I have two PSW505 Subwoofers. two weeks ago I noticed one of the subs making a popping noise which quickly changed to no sound except for static and a heart beat sound that doesn't stop even when the input is disconnected. Now the second sub is starting to make a similar popping noise but it's sporadic and the second sub is still working. Seems strange that both subs would start having issues within a few weeks. I haven't made any changes to the audio system other than adding an xbox to the receiver. Any ideas what has happened to these subs that are only two years old with moderate use?

Best Answer


  • Thanks for the advice. yesterday the second sub stop working also. I will contact Polk CS during the week. I hope your right about the warranty. I have been very impressed with these subs until now.
  • GrahamWGrahamW Posts: 3
    Before I start scoping my PSW505 amp for the "heartbeat" problem (without the aid of a schematic) I'd love to hear from anyone who saw the previous post and has since "been there, done that" with a possible fix.
    Applying power triggers a regular heartbeat thump at about 2 beats a second. The beats gradually slow down until they are replaced by bursts of static. The static stops after a few seconds and then the unit works perfectly. Switch the main power off for a few minute and then back on and the amp behaves normally unless left off for some time.
    The problem does not happen after the unit wakes up from standby, but it's only going to get worse. The unit is out of warranty. Polk declined my request to release schematics. They would be happy to sell a replacement amp but I'm guessing the price would be about the same as the current closeout price for a brand new unit.
    These were not the answers I'd hoped for, but at least I was able to navigate Polk's relatively straightforward AVR and connect immediately with a polite human that I could understand!
    I did find a post suggesting the Klipsch RW-12 amp is a close relative and located that schematic. The designs appear conceptually similar but the Klipsch is too different to be of much use. Both the Klipsh and early PSW505's incorporate a Bash board, so it may be that earlier units are a closer match. Thanks for all help!
  • FestYboyFestYboy Posts: 3,583
    Start at the power supply, specifically the rectifier circuit and the caps associated with it
  • GrahamWGrahamW Posts: 3
    Thanks FestYboy, you make the logical suggestion but the power supply checks out perfectly. The problem turned out to be electrolytic capacitor C14 on the amp board (22uF, 50v, 105C). The capacitor had been mounted in physical contact with an adjacent 1W resistor that probably runs hot enough to dry the capacitor out prematurely.
  • FestYboyFestYboy Posts: 3,583
    Thanks for the tip, I currently have 4 and am waiting for one to give up on me... Was expecting something more dramatic, but it seams like it's just a matter of poor component placement that can easily be rectified.

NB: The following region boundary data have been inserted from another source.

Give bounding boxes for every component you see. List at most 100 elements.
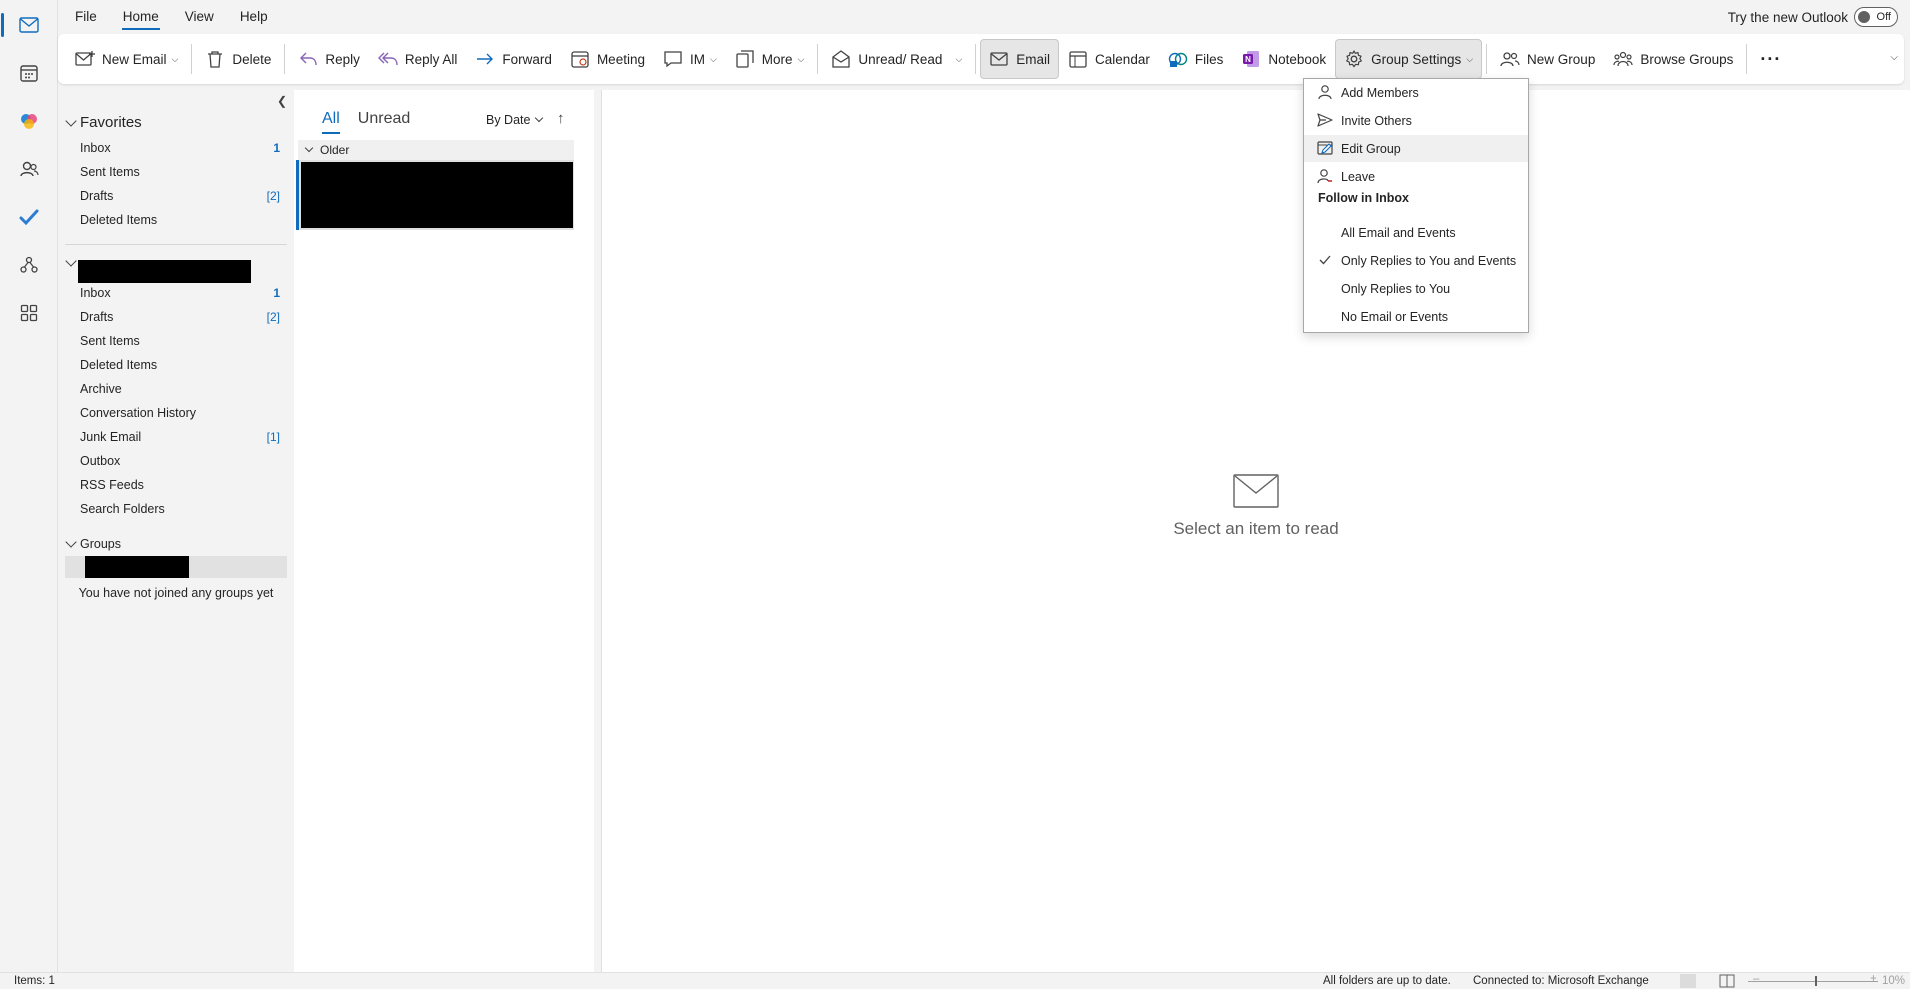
folder-drafts[interactable]: Drafts [2]	[80, 310, 280, 324]
copilot-icon[interactable]	[13, 105, 45, 137]
folder-favorites-drafts[interactable]: Drafts [2]	[80, 189, 280, 203]
message-group-label: Older	[320, 143, 350, 157]
folder-sent-items[interactable]: Sent Items	[80, 334, 280, 348]
follow-option-all-email-events[interactable]: All Email and Events	[1304, 219, 1528, 246]
folder-conversation-history[interactable]: Conversation History	[80, 406, 280, 420]
tab-file[interactable]: File	[62, 0, 110, 34]
sort-dropdown[interactable]: By Date	[486, 113, 544, 127]
menu-item-add-members[interactable]: Add Members	[1304, 79, 1528, 106]
group-settings-button[interactable]: Group Settings ⌵	[1335, 39, 1483, 79]
people-icon[interactable]	[13, 153, 45, 185]
folder-favorites-inbox[interactable]: Inbox 1	[80, 141, 280, 155]
groups-header[interactable]: Groups	[65, 536, 121, 551]
reply-all-label: Reply All	[404, 51, 458, 67]
draft-count: [2]	[266, 310, 280, 324]
new-email-button[interactable]: New Email ⌵	[66, 39, 187, 79]
files-button[interactable]: Files	[1159, 39, 1233, 79]
account-header[interactable]	[65, 255, 77, 267]
zoom-out-button[interactable]: –	[1753, 973, 1759, 985]
message-list-item[interactable]	[296, 160, 574, 230]
draft-count: [2]	[266, 189, 280, 203]
files-label: Files	[1194, 51, 1224, 67]
favorites-title: Favorites	[80, 114, 142, 131]
meeting-button[interactable]: Meeting	[561, 39, 654, 79]
im-button[interactable]: IM ⌵	[654, 39, 726, 79]
redacted-group-name	[85, 556, 189, 578]
follow-option-replies-and-events[interactable]: Only Replies to You and Events	[1304, 247, 1528, 274]
reply-all-button[interactable]: Reply All	[369, 39, 467, 79]
ribbon-expand-icon[interactable]: ⌵	[1890, 52, 1898, 63]
more-options-icon[interactable]: ···	[1751, 39, 1790, 79]
folder-label: Deleted Items	[80, 358, 158, 372]
forward-button[interactable]: Forward	[466, 39, 561, 79]
reply-all-icon	[377, 49, 398, 69]
folder-label: RSS Feeds	[80, 478, 144, 492]
sort-direction-icon[interactable]: ↑	[557, 110, 565, 127]
folder-rss-feeds[interactable]: RSS Feeds	[80, 478, 280, 492]
groups-icon[interactable]	[13, 249, 45, 281]
notebook-button[interactable]: N Notebook	[1232, 39, 1335, 79]
ribbon-separator	[191, 44, 193, 74]
sort-label: By Date	[486, 113, 531, 127]
folder-inbox[interactable]: Inbox 1	[80, 286, 280, 300]
browse-groups-button[interactable]: Browse Groups	[1604, 39, 1742, 79]
menu-item-leave[interactable]: Leave	[1304, 163, 1528, 190]
new-group-button[interactable]: New Group	[1491, 39, 1604, 79]
selected-group-item[interactable]	[65, 556, 287, 578]
folder-favorites-deleted[interactable]: Deleted Items	[80, 213, 280, 227]
zoom-in-button[interactable]: +	[1870, 973, 1877, 985]
zoom-level[interactable]: 10%	[1882, 975, 1905, 987]
zoom-slider-thumb[interactable]	[1815, 976, 1817, 986]
chevron-down-icon[interactable]: ⌵	[172, 54, 179, 65]
notebook-label: Notebook	[1268, 51, 1327, 67]
unread-count: 1	[273, 141, 280, 155]
folder-search-folders[interactable]: Search Folders	[80, 502, 280, 516]
folder-label: Deleted Items	[80, 213, 158, 227]
mail-icon[interactable]	[1, 9, 45, 41]
reply-button[interactable]: Reply	[289, 39, 369, 79]
reading-view-icon[interactable]	[1719, 974, 1735, 988]
menu-item-invite-others[interactable]: Invite Others	[1304, 107, 1528, 134]
checkmark-icon	[1316, 251, 1334, 269]
tab-home[interactable]: Home	[110, 0, 172, 34]
folder-deleted-items[interactable]: Deleted Items	[80, 358, 280, 372]
ribbon: New Email ⌵ Delete Reply Reply All Forwa…	[58, 34, 1904, 84]
unread-count: 1	[273, 286, 280, 300]
email-button[interactable]: Email	[980, 39, 1060, 79]
tab-view[interactable]: View	[172, 0, 227, 34]
chevron-down-icon	[304, 143, 314, 153]
message-group-header[interactable]: Older	[298, 140, 574, 160]
normal-view-icon[interactable]	[1680, 974, 1696, 988]
try-new-outlook-toggle[interactable]: Off	[1854, 7, 1898, 27]
follow-option-only-replies[interactable]: Only Replies to You	[1304, 275, 1528, 302]
folder-outbox[interactable]: Outbox	[80, 454, 280, 468]
envelope-open-icon	[831, 49, 851, 69]
filter-tab-unread[interactable]: Unread	[358, 110, 410, 134]
calendar-label: Calendar	[1095, 51, 1150, 67]
more-button[interactable]: More ⌵	[726, 39, 814, 79]
todo-icon[interactable]	[13, 201, 45, 233]
favorites-header[interactable]: Favorites	[65, 114, 142, 131]
groups-title: Groups	[80, 537, 121, 551]
unread-read-button[interactable]: Unread/ Read ⌵	[822, 39, 971, 79]
chevron-down-icon[interactable]: ⌵	[955, 54, 962, 65]
gear-icon	[1344, 49, 1364, 69]
menu-item-edit-group[interactable]: Edit Group	[1304, 135, 1528, 162]
envelope-icon	[1233, 474, 1279, 508]
delete-button[interactable]: Delete	[196, 39, 280, 79]
folder-junk-email[interactable]: Junk Email [1]	[80, 430, 280, 444]
group-settings-menu: Add Members Invite Others Edit Group Lea…	[1303, 78, 1529, 333]
collapse-pane-icon[interactable]: ❮	[277, 94, 287, 108]
calendar-button[interactable]: Calendar	[1059, 39, 1159, 79]
folder-favorites-sent[interactable]: Sent Items	[80, 165, 280, 179]
zoom-slider[interactable]	[1748, 981, 1878, 982]
folder-archive[interactable]: Archive	[80, 382, 280, 396]
filter-tab-all[interactable]: All	[322, 110, 340, 134]
calendar-icon[interactable]	[13, 57, 45, 89]
follow-option-no-email[interactable]: No Email or Events	[1304, 303, 1528, 330]
new-group-label: New Group	[1527, 51, 1596, 67]
menu-item-label: Edit Group	[1341, 141, 1401, 156]
tab-help[interactable]: Help	[227, 0, 281, 34]
apps-icon[interactable]	[13, 297, 45, 329]
new-group-icon	[1500, 49, 1520, 69]
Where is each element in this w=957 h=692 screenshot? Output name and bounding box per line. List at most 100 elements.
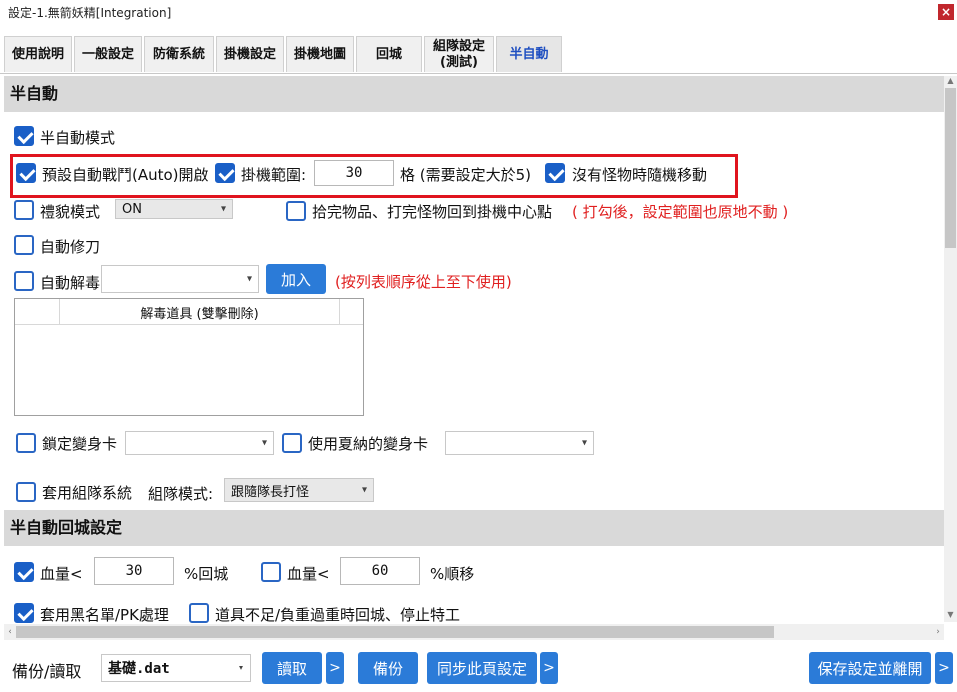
backup-button[interactable]: 備份 [358,652,418,684]
vertical-scrollbar[interactable]: ▲ ▼ [944,76,957,622]
party-mode-value: 跟隨隊長打怪 [231,484,310,500]
chevron-down-icon: ▾ [581,437,587,449]
auto-detox-label: 自動解毒 [40,274,101,292]
auto-detox-note: (按列表順序從上至下使用) [335,273,512,291]
hp-return-input[interactable]: 30 [94,557,174,585]
scroll-thumb[interactable] [945,88,956,248]
semi-auto-mode-label: 半自動模式 [40,129,116,147]
party-system-checkbox[interactable] [16,482,36,502]
close-icon[interactable]: × [938,4,954,20]
tab-general[interactable]: 一般設定 [74,36,142,72]
save-more-button[interactable]: > [935,652,953,684]
tab-semi-auto[interactable]: 半自動 [496,36,562,72]
tab-return-town-label: 回城 [375,46,402,62]
random-move-label: 沒有怪物時隨機移動 [572,166,708,184]
tab-party-settings-line2: (測試) [440,54,478,70]
tab-party-settings-line1: 組隊設定 [432,38,485,54]
detox-list-header: 解毒道具 (雙擊刪除) [140,307,259,322]
save-and-exit-button[interactable]: 保存設定並離開 [809,652,931,684]
hp-move-input[interactable]: 60 [340,557,420,585]
hp-return-checkbox[interactable] [14,562,34,582]
party-mode-select[interactable]: 跟隨隊長打怪 ▾ [224,478,374,502]
checkbox-box [14,562,34,582]
chevron-down-icon: ▾ [237,662,244,674]
checkbox-box [189,603,209,623]
auto-battle-checkbox[interactable] [16,163,36,183]
tab-return-town[interactable]: 回城 [356,36,422,72]
sync-more-button[interactable]: > [540,652,558,684]
afk-range-label: 掛機範圍: [241,166,307,184]
use-shana-label: 使用夏納的變身卡 [308,435,429,453]
scroll-thumb[interactable] [16,626,774,638]
chevron-right-icon: > [938,660,950,676]
auto-detox-checkbox[interactable] [14,271,34,291]
tab-party-settings[interactable]: 組隊設定 (測試) [424,36,494,72]
checkbox-box [286,201,306,221]
courtesy-mode-checkbox[interactable] [14,200,34,220]
blacklist-label: 套用黑名單/PK處理 [40,606,169,624]
checkbox-box [282,433,302,453]
add-detox-button[interactable]: 加入 [266,264,326,294]
tab-defense-label: 防衛系統 [152,46,205,62]
tab-afk-map[interactable]: 掛機地圖 [286,36,354,72]
read-button[interactable]: 讀取 [262,652,322,684]
random-move-checkbox[interactable] [545,163,565,183]
auto-battle-label: 預設自動戰鬥(Auto)開啟 [42,166,209,184]
scroll-left-icon[interactable]: ‹ [4,624,16,640]
section-title-semi-auto: 半自動 [10,84,59,103]
tab-afk-map-label: 掛機地圖 [293,46,346,62]
tab-defense[interactable]: 防衛系統 [144,36,214,72]
tab-semi-auto-label: 半自動 [509,46,549,62]
semi-auto-mode-checkbox[interactable] [14,126,34,146]
checkbox-box [14,271,34,291]
chevron-down-icon: ▾ [261,437,267,449]
backup-file-select[interactable]: 基礎.dat ▾ [101,654,251,682]
courtesy-mode-select[interactable]: ON ▾ [115,199,233,219]
sync-page-button[interactable]: 同步此頁設定 [427,652,537,684]
tab-bar: 使用說明 一般設定 防衛系統 掛機設定 掛機地圖 回城 組隊設定 (測試) 半自… [0,30,957,74]
item-shortage-checkbox[interactable] [189,603,209,623]
scroll-right-icon[interactable]: › [932,624,944,640]
read-more-button[interactable]: > [326,652,344,684]
auto-repair-label: 自動修刀 [40,238,101,256]
lock-transform-select[interactable]: ▾ [125,431,274,455]
backup-button-label: 備份 [372,659,403,678]
afk-range-input[interactable]: 30 [314,160,394,186]
add-detox-label: 加入 [280,270,311,289]
list-header: 解毒道具 (雙擊刪除) [15,299,363,325]
horizontal-scrollbar[interactable]: ‹ › [4,624,944,640]
lock-transform-checkbox[interactable] [16,433,36,453]
chevron-down-icon: ▾ [220,203,226,215]
return-center-checkbox[interactable] [286,201,306,221]
window-title: 設定-1.無箭妖精[Integration] [8,6,172,20]
tab-usage[interactable]: 使用說明 [4,36,72,72]
chevron-down-icon: ▾ [361,484,367,496]
lock-transform-label: 鎖定變身卡 [42,435,118,453]
save-and-exit-label: 保存設定並離開 [817,659,923,678]
auto-repair-checkbox[interactable] [14,235,34,255]
courtesy-mode-label: 禮貌模式 [40,203,101,221]
party-mode-label: 組隊模式: [148,485,214,503]
scroll-down-icon[interactable]: ▼ [944,610,957,622]
checkbox-box [545,163,565,183]
return-center-note: ( 打勾後，設定範圍也原地不動 ) [572,203,789,221]
section-title-return: 半自動回城設定 [10,518,123,537]
detox-items-list[interactable]: 解毒道具 (雙擊刪除) [14,298,364,416]
checkbox-box [16,433,36,453]
column-separator [339,299,340,325]
checkbox-box [16,482,36,502]
hp-move-checkbox[interactable] [261,562,281,582]
tab-afk-settings[interactable]: 掛機設定 [216,36,284,72]
checkbox-box [14,126,34,146]
chevron-right-icon: > [329,660,341,676]
afk-range-checkbox[interactable] [215,163,235,183]
section-header-semi-auto: 半自動 [4,76,944,112]
chevron-right-icon: > [543,660,555,676]
auto-detox-select[interactable]: ▾ [101,265,259,293]
blacklist-checkbox[interactable] [14,603,34,623]
use-shana-checkbox[interactable] [282,433,302,453]
use-shana-select[interactable]: ▾ [445,431,594,455]
checkbox-box [14,603,34,623]
hp-move-label: 血量< [287,565,330,583]
scroll-up-icon[interactable]: ▲ [944,76,957,88]
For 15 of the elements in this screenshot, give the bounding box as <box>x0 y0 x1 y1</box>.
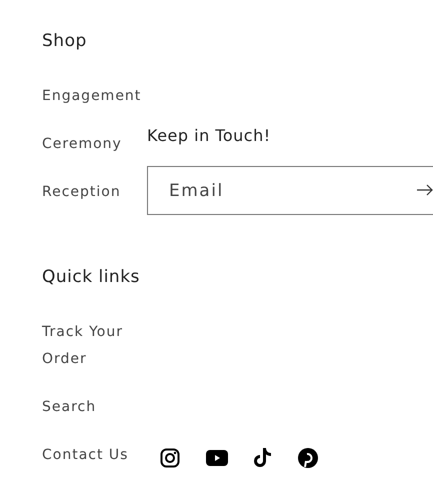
camera-icon[interactable] <box>160 448 180 468</box>
email-field[interactable]: Email <box>147 166 433 215</box>
pin-logo-icon[interactable] <box>298 448 318 468</box>
newsletter-heading: Keep in Touch! <box>147 125 272 147</box>
footer-link[interactable]: Search <box>42 394 137 421</box>
footer-link[interactable]: Contact Us <box>42 442 137 469</box>
section-heading: Quick links <box>42 266 140 289</box>
section-heading: Shop <box>42 30 87 53</box>
arrow-icon[interactable] <box>417 184 433 196</box>
footer-link[interactable]: Ceremony <box>42 131 122 158</box>
music-note-icon[interactable] <box>254 448 272 468</box>
footer-link[interactable]: Engagement <box>42 83 142 110</box>
play-icon[interactable] <box>206 450 228 466</box>
footer-link[interactable]: Track Your Order <box>42 319 137 373</box>
footer-link[interactable]: Reception <box>42 179 121 206</box>
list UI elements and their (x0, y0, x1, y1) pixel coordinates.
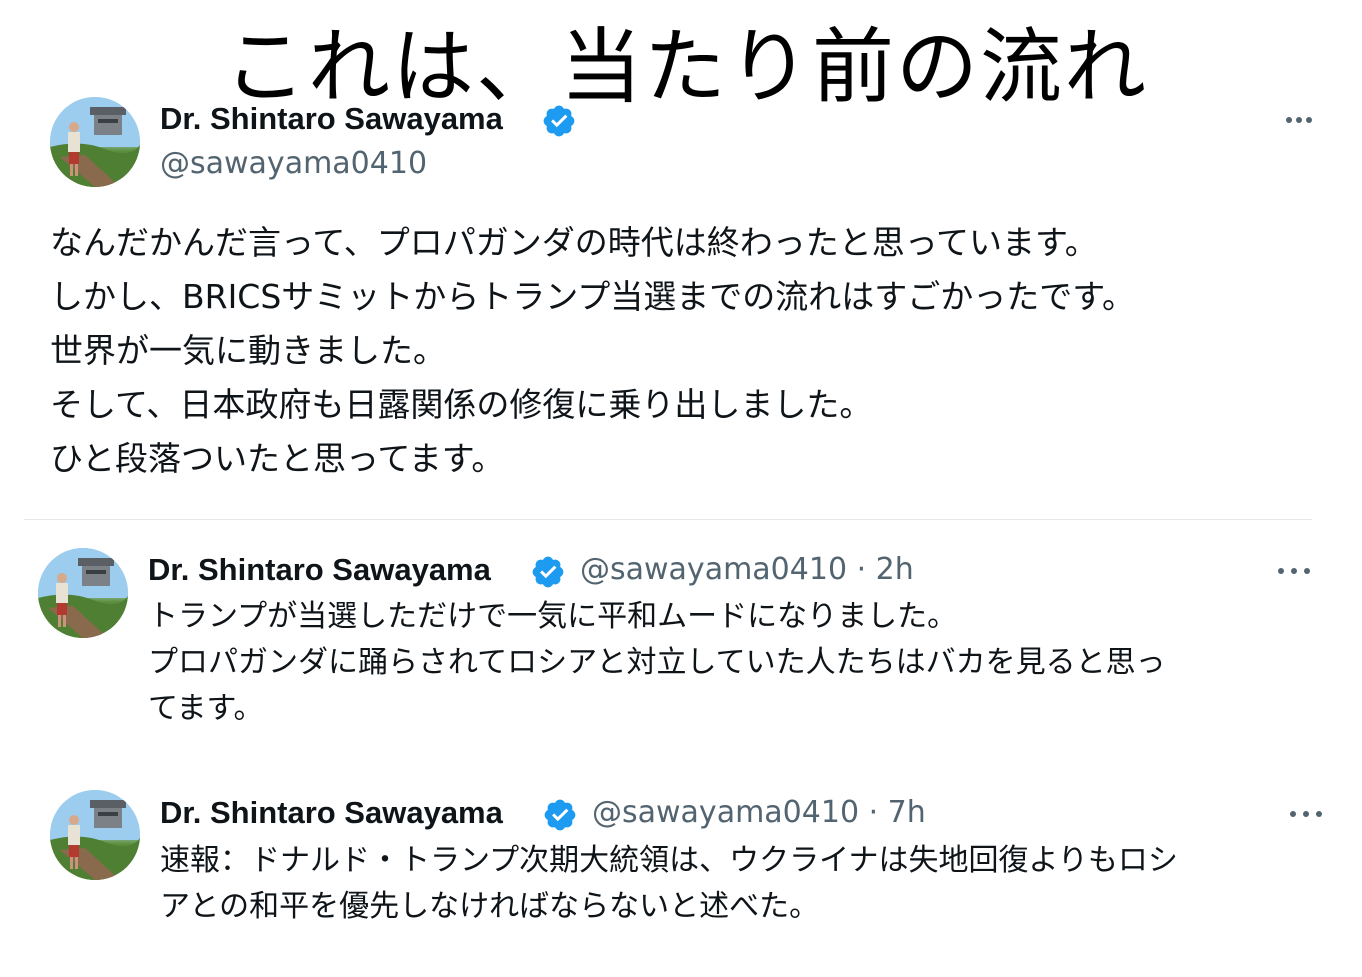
main-tweet-line: しかし、BRICSサミットからトランプ当選までの流れはすごかったです。 (50, 277, 1135, 316)
quoted-tweet-handle-time[interactable]: @sawayama0410 · 7h (592, 795, 926, 831)
main-tweet-line: 世界が一気に動きました。 (50, 331, 446, 370)
overlay-caption: これは、当たり前の流れ (224, 20, 1149, 115)
main-tweet-text: なんだかんだ言って、プロパガンダの時代は終わったと思っています。 しかし、BRI… (50, 216, 1135, 486)
quoted-tweet-line: トランプが当選しただけで一気に平和ムードになりました。 (148, 599, 958, 634)
quoted-tweet-avatar[interactable] (38, 548, 128, 638)
quoted-tweet-text: 速報：ドナルド・トランプ次期大統領は、ウクライナは失地回復よりもロシ アとの和平… (160, 838, 1178, 930)
main-tweet-line: なんだかんだ言って、プロパガンダの時代は終わったと思っています。 (50, 223, 1098, 262)
quoted-tweet-author-name[interactable]: Dr. Shintaro Sawayama (160, 795, 503, 831)
more-horizontal-icon[interactable] (1278, 565, 1310, 577)
quoted-tweet-author-name[interactable]: Dr. Shintaro Sawayama (148, 552, 491, 588)
profile-photo-icon (50, 97, 140, 187)
more-horizontal-icon[interactable] (1286, 114, 1312, 126)
quoted-tweet-line: プロパガンダに踊らされてロシアと対立していた人たちはバカを見ると思っ (148, 645, 1166, 680)
main-tweet-avatar[interactable] (50, 97, 140, 187)
quoted-tweet-line: てます。 (148, 691, 264, 726)
profile-photo-icon (38, 548, 128, 638)
quoted-tweet-line: 速報：ドナルド・トランプ次期大統領は、ウクライナは失地回復よりもロシ (160, 843, 1178, 878)
quoted-tweet-text: トランプが当選しただけで一気に平和ムードになりました。 プロパガンダに踊らされて… (148, 594, 1166, 732)
quoted-tweet-line: アとの和平を優先しなければならないと述べた。 (160, 889, 820, 924)
main-tweet-line: そして、日本政府も日露関係の修復に乗り出しました。 (50, 385, 873, 424)
main-tweet-handle[interactable]: @sawayama0410 (160, 146, 427, 182)
verified-badge-icon (544, 799, 576, 831)
quoted-tweet-handle-time[interactable]: @sawayama0410 · 2h (580, 552, 914, 588)
main-tweet-line: ひと段落ついたと思ってます。 (50, 439, 505, 478)
profile-photo-icon (50, 790, 140, 880)
quoted-tweet-avatar[interactable] (50, 790, 140, 880)
verified-badge-icon (532, 556, 564, 588)
more-horizontal-icon[interactable] (1290, 808, 1322, 820)
divider (24, 519, 1312, 520)
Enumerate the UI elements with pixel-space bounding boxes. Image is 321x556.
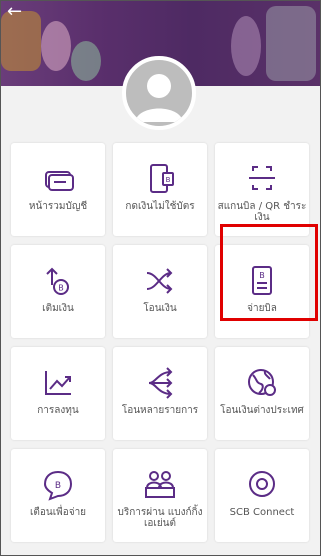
menu-tile-investment[interactable]: การลงทุน (11, 347, 105, 440)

  • GrahamWGrahamW Posts: 3
    Cough; the initial claim of victory proved premature (like - that's never happened to me before!) After leaving the unit without power overnight, a slightly different popping resurfaced, albeit for less time before the unit started working.
    So ... I removed the remaining seven small electrolytics from the amp board and checked them with a capacitance meter. All were low, only the 330uF and two of the remaining five original 22uF's were within the usual -20% low end spec. All others, including the 10uF 50v, were off by as much as -85%.
    Capacitors must be lifted to check them, so it takes no longer to simply replace old with new. That's what I did and would advise others to do. The 330uF 16v (adjacent the PCB mounting bracket) could probably be left alone, but I had one on hand and threw it in for good luck.
    The unit sat without power overnight and behaved normally when first powered up today. Fingers crossed!